7. Pour ordonner la restitution aux acquéreurs du dépôt de garantie détenu par le notaire, l’arrêt énonce, après avoir retenu que la demande de prêt adressée à la Caisse d’épargne et refusée par elle était conforme aux conditions stipulées par la promesse, qu’il importait peu que les intéressés, nonobstant la prorogation du délai d’exécution de la condition suspensive et l’évolution favorable de la situation financière de l’un d’eux, n’aient pas réitéré leur demande de financement auprès de cette banque, dès lors qu’ils justifiaient avoir tenté d’obtenir un prêt auprès d’un autre établissement bancaire en fournissant les documents sollicités mais sans succès au regard des exigences des organismes prêteurs.
8. En se déterminant ainsi, après avoir constaté que, selon une attestation notariée du 15 juin 2020, les parents de Mme [Y] lui avaient fait donation de la moitié indivise de la nue-propriété d’un bien immobilier d’une valeur de 380 000 euros leur appartenant afin de faciliter l’octroi d’un prêt, sans rechercher si les acquéreurs avaient fait état de cet élément nouveau auprès des organismes bancaires qu’ils avaient sollicités, la cour d’appel n’a pas donné de base légale à sa décision.

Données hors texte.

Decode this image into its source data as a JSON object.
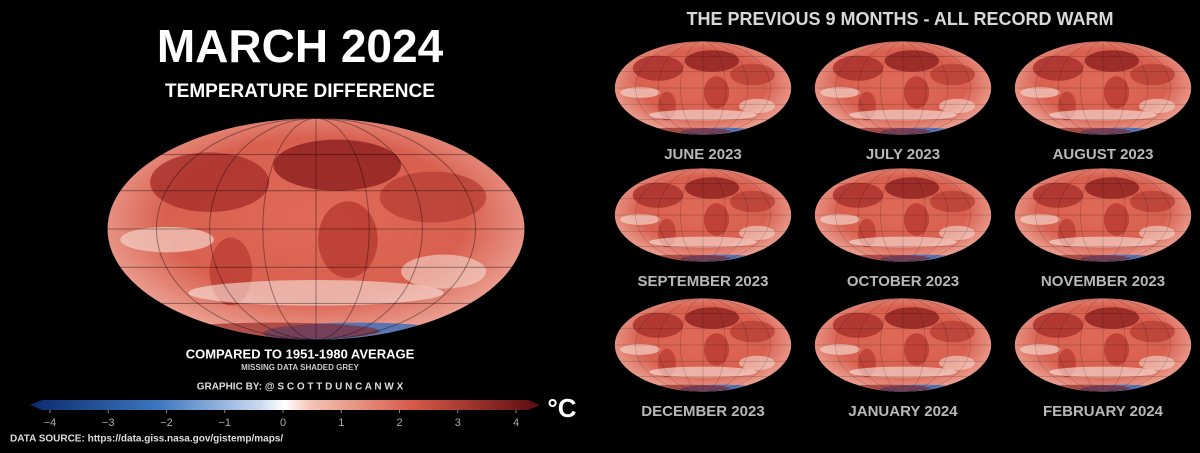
{
  "left": {
    "title": "MARCH 2024",
    "subtitle": "TEMPERATURE DIFFERENCE",
    "baseline": "COMPARED TO 1951-1980 AVERAGE",
    "missing_note": "MISSING DATA SHADED GREY",
    "credit": "GRAPHIC BY: @ S C O T T D U N C A N W X",
    "colorbar": {
      "ticks": [
        {
          "value": -4,
          "label": "−4"
        },
        {
          "value": -3,
          "label": "−3"
        },
        {
          "value": -2,
          "label": "−2"
        },
        {
          "value": -1,
          "label": "−1"
        },
        0,
        1,
        2,
        3,
        4
      ],
      "unit": "°C"
    },
    "source": "DATA SOURCE: https://data.giss.nasa.gov/gistemp/maps/"
  },
  "right": {
    "title": "THE PREVIOUS 9 MONTHS - ALL RECORD WARM",
    "months": [
      "JUNE 2023",
      "JULY 2023",
      "AUGUST 2023",
      "SEPTEMBER 2023",
      "OCTOBER 2023",
      "NOVEMBER 2023",
      "DECEMBER 2023",
      "JANUARY 2024",
      "FEBRUARY 2024"
    ]
  }
}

PAR CES MOTIFS, et sans qu’il y ait lieu de statuer sur l’autre grief, la Cour :
CASSE ET ANNULE, en toutes ses dispositions, l’arrêt rendu le 23 mai 2024, entre les parties, par la cour d’appel de Basse-Terre ;
Remet l’affaire et les parties dans l’état où elles se trouvaient avant cet arrêt et les renvoie devant la cour d’appel de Basse-Terre, autrement composée ;
Condamne Mme [Y] et M. [R] aux dépens ;
En application de l’article 700 du code de procédure civile, rejette les demandes ;
Dit que sur les diligences du procureur général près la Cour de cassation, le présent arrêt sera transmis pour être transcrit en marge ou à la suite de l’arrêt cassé ;
Ainsi fait et jugé par la Cour de cassation, troisième chambre civile, et prononcé publiquement le vingt-huit mai deux mille vingt-six par mise à disposition de l’arrêt au greffe de la Cour, les parties ayant été préalablement avisées dans les conditions prévues au deuxième alinéa de l’article 450 du code de procédure civile.